Le tabou des armes chimiques

L’usage supposé d’armes chimiques par les forces loyalistes syriennes[1] a suscité de vives réactions d’indignation chez un certain nombre de dirigeants politiques.  Pour le Premier Ministre britannique David Cameron, ces attaques sont « absolument odieuses ». Le Président français François Hollande veut « punir ceux qui ont pris la décision infâme de gazer des innocents ». Le Secrétaire d’État américain John Kerry a parlé d’« obscénité morale ». Le Secrétaire Général des Nations Unies Ban Ki-Moon s’est dit « scandalisé » par ces allégations. Le speaker du Parlement turque Cemil Ciçek a dénoncé un « crime contre l’humanité ».

L’enquête de l’ONU sur l’utilisation d’armes chimiques en Syrie est en cours.

Les États-Unis, la France et la Grande-Bretagne sont à la manœuvre pour opérer des frappes de missile de croisière contre des objectifs militaires liés au régime de Damas. L’objectif est de punir ce dernier pour avoir violé le droit international.
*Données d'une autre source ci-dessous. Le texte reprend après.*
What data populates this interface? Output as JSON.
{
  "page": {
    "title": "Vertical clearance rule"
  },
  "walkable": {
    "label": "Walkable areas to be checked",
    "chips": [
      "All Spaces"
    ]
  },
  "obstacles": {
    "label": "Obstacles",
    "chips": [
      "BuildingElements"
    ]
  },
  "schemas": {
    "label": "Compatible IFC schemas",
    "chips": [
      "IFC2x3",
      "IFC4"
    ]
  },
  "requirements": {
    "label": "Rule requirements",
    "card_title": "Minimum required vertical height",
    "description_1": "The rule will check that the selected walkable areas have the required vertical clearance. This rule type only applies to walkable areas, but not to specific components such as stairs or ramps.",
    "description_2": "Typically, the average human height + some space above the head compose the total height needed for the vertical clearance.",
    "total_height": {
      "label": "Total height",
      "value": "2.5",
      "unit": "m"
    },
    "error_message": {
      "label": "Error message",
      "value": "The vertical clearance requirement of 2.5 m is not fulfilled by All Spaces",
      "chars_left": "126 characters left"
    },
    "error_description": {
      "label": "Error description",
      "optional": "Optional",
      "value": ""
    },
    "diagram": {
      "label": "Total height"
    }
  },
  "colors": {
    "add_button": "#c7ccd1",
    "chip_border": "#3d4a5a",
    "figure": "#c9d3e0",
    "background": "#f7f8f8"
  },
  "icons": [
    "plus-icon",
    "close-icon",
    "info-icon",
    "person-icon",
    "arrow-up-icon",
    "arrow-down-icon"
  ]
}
Or, on pourrait s’interroger sur l’opportunité de cette réaction de force alors que le conflit a déjà fait plus de 100000 morts dont un grand nombre de civils faisant l’objet de bombardements indiscriminés. Les forces aériennes pro-gouvernementales ont employé des armes à sous-munitions, des bombes incendiaires et des missiles SCUD. Dans un certain nombre de cas, ces attaques contre la population ont été intentionnelles. Dans d’autres, les victimes civiles ont constitué des « dommages collatéraux » résultant d’une frappe imprécise visant initialement un objectif militaire. Pourtant, ces attaques n’ont jamais poussé la communauté internationale à réagir.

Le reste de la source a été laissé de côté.